駐車場でお客さんと合流、ピッキング可能な車輌だったので、これから行う作業の説明をし解錠しようとしたところ、「運転席側の鍵が壊れていて使えないんでいつも助手席から乗り降りしてます」とお客さん。それは鍵が刺さらない?回らない?それとも回って開かないのだろうか?少し気になります。助手席側に移動しながら詳しく聞いてみると「刺さるし回るけど手応えがなくてスカスカなんです」との事。シリンダーの後ろが外れているパターンの可能性大です。

という事で助手席から解錠するべく鍵穴を覗いてみると、想像していたのと少し違う風景がそこにあった。

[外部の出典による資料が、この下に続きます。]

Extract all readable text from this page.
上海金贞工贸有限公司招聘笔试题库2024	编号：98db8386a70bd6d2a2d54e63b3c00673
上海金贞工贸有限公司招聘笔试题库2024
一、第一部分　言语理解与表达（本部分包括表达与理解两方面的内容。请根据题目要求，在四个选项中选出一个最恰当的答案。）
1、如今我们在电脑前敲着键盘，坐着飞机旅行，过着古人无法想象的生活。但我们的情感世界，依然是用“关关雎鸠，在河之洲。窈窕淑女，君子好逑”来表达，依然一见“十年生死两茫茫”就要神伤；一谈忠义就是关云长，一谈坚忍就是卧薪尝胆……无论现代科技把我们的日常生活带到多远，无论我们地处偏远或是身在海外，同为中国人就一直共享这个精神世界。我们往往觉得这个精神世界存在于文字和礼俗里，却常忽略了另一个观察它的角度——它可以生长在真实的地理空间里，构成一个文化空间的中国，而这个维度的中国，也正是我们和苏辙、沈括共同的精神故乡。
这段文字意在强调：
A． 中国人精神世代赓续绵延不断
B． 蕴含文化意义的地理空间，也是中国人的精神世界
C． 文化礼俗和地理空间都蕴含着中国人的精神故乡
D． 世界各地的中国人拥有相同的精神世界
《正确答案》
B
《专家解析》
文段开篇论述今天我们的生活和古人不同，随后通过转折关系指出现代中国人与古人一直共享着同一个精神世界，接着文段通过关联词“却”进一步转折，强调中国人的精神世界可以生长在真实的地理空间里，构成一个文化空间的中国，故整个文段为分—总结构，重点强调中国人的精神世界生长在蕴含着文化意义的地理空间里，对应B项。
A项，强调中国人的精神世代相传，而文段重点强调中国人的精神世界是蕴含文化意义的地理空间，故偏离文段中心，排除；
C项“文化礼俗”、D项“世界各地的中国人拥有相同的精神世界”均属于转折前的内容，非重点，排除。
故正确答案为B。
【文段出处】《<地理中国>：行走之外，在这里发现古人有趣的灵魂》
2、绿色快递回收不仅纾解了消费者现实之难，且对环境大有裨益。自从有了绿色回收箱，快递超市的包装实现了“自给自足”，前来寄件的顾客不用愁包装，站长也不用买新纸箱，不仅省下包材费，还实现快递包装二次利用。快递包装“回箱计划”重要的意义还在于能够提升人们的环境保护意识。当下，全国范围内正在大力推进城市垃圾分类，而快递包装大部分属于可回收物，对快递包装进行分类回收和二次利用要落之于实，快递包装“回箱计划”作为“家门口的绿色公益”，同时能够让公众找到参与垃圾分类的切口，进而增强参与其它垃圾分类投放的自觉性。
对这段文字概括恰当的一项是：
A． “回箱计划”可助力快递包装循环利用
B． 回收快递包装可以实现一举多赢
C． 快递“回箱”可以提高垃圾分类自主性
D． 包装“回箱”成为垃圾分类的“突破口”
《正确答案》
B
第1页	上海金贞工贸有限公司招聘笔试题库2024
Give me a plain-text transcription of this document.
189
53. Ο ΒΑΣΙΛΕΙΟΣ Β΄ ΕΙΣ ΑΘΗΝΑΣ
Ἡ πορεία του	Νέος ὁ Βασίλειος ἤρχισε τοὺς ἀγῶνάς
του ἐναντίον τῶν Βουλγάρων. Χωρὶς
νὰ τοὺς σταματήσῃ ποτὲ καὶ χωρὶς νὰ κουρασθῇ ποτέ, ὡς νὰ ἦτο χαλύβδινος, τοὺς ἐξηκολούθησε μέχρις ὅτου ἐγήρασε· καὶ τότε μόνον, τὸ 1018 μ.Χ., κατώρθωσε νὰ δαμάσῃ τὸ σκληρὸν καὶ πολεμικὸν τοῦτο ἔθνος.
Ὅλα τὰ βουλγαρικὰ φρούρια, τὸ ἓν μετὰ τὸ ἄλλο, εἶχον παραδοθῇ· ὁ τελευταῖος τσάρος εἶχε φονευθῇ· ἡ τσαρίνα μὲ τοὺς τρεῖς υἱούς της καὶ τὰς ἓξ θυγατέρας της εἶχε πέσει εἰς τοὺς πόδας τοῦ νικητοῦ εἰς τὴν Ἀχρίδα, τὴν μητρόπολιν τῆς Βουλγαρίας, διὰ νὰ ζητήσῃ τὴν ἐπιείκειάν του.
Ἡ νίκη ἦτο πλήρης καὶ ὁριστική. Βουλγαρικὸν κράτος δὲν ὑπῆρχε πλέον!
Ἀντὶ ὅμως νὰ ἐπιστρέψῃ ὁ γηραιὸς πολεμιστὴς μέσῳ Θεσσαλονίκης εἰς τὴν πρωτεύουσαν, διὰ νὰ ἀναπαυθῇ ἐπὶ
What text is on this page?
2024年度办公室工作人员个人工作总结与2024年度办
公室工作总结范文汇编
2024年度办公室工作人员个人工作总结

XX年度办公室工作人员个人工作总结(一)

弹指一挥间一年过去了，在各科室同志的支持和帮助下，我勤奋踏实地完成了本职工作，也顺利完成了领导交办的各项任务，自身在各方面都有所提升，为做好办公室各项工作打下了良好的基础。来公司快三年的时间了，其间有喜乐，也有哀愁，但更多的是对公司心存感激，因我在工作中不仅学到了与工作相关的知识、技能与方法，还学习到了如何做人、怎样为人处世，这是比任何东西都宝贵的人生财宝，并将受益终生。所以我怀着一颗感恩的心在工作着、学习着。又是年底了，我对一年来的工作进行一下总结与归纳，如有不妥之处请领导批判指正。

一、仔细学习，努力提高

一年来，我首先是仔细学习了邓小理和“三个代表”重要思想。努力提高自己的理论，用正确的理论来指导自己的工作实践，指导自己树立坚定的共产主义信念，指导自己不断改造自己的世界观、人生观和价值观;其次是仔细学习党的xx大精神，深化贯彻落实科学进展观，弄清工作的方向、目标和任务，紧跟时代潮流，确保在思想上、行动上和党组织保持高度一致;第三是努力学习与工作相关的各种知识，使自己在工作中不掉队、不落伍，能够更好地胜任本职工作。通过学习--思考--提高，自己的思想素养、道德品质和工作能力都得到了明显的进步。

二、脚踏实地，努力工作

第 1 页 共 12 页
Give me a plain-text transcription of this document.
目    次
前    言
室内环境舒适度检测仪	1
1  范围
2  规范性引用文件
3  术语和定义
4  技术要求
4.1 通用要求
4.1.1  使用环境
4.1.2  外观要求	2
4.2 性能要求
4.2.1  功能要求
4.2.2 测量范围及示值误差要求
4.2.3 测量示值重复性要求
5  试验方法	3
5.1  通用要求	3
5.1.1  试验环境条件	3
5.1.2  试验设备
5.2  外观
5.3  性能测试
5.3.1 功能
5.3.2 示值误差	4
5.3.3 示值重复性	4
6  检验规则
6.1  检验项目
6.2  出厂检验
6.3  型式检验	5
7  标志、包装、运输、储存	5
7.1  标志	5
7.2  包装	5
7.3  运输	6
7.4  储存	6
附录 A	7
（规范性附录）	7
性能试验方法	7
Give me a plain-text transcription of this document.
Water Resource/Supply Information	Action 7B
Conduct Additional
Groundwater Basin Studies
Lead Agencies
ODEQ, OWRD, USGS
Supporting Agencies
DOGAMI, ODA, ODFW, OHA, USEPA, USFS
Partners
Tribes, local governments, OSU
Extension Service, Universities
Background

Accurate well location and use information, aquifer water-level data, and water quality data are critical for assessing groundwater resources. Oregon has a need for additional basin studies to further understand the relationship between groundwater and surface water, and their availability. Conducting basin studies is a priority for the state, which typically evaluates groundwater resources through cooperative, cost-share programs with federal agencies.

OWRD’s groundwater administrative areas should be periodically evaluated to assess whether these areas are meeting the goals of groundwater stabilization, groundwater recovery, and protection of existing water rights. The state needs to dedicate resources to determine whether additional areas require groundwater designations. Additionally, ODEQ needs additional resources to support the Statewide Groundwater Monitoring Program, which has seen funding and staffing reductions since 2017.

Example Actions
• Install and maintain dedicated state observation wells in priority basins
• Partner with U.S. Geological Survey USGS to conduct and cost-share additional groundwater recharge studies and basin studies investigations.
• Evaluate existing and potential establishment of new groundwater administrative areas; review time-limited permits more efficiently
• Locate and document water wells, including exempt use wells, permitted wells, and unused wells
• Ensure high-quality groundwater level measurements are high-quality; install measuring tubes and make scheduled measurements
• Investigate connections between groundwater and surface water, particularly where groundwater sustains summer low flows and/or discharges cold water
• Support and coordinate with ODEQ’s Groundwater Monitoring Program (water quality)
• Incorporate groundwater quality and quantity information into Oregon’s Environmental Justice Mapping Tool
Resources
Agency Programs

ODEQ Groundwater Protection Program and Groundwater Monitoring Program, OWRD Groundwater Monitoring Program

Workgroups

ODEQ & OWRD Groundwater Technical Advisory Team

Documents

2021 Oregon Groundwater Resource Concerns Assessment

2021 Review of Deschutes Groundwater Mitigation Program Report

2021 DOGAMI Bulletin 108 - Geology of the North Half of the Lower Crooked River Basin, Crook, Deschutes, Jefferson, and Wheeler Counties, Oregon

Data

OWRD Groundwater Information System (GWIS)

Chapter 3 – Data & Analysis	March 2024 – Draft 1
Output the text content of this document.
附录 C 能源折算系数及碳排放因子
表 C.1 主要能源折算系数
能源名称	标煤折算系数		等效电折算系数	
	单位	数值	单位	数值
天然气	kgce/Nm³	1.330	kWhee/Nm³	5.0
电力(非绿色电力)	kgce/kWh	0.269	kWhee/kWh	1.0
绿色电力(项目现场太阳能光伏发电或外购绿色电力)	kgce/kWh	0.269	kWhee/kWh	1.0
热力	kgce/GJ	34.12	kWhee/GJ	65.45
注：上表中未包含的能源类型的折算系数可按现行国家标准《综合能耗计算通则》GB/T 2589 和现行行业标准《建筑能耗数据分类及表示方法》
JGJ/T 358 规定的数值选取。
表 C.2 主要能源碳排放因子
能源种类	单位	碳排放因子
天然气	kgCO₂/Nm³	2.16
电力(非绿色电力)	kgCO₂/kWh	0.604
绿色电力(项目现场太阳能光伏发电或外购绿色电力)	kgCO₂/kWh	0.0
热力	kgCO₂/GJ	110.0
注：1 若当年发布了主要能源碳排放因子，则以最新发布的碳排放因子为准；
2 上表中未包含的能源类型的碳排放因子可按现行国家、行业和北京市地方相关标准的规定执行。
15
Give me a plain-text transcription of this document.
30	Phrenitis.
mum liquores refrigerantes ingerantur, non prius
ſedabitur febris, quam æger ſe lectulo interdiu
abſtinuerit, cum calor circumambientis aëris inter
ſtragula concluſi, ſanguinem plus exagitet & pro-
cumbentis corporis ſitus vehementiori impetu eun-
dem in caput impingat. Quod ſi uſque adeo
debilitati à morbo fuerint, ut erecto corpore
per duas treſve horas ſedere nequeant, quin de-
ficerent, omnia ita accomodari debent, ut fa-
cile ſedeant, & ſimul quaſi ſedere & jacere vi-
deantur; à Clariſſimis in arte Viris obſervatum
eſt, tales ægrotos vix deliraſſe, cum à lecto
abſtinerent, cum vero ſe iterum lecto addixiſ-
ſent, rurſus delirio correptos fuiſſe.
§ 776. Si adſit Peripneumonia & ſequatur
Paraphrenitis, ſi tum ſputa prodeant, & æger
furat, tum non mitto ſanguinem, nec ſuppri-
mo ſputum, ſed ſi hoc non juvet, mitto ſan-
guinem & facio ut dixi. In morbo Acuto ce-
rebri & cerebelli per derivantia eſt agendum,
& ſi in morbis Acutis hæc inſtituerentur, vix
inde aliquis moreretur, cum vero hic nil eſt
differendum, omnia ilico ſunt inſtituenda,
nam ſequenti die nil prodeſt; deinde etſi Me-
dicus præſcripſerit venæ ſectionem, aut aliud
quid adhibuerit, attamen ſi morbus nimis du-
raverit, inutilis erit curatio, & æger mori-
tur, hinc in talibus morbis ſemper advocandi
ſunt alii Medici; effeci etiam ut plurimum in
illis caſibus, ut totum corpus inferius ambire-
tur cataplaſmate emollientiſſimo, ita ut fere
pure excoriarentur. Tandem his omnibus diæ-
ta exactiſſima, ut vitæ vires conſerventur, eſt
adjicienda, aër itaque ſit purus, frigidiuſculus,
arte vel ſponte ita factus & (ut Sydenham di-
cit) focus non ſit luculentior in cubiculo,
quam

鍵穴の中が汚れているので良く見えないのかな?と中を洗浄して今一度覗いて見るがやはり何かがおかしい。若干後頭部に冷たい汗を感じながらも中をつぶさに観察してみると… なんと錠前を錠前たらしめる主要部品が見当たらないのです。この場合、一番に思いつくのが車上荒らし等で破壊されているパターン。でも今回はそれらしい創傷が見当たりません。って事は何等かの事情で中身を抜かれたのか?この事に関してお客さんは何も知らないようです。

これじゃアイスの棒でも開いてしまうと思ったが、偶然なのか必然なのか”鍵を差し込まないと”開かない状態だったので解錠作業は必要でした。

何年かに一度は遭遇する今回の様なキーシリンダー。何かを意図してやっているのかそれとも単なる場当たり的な整備の結果なのか。大切な自分の車として扱っているお客さんの思いを考えると複雑な心境になります。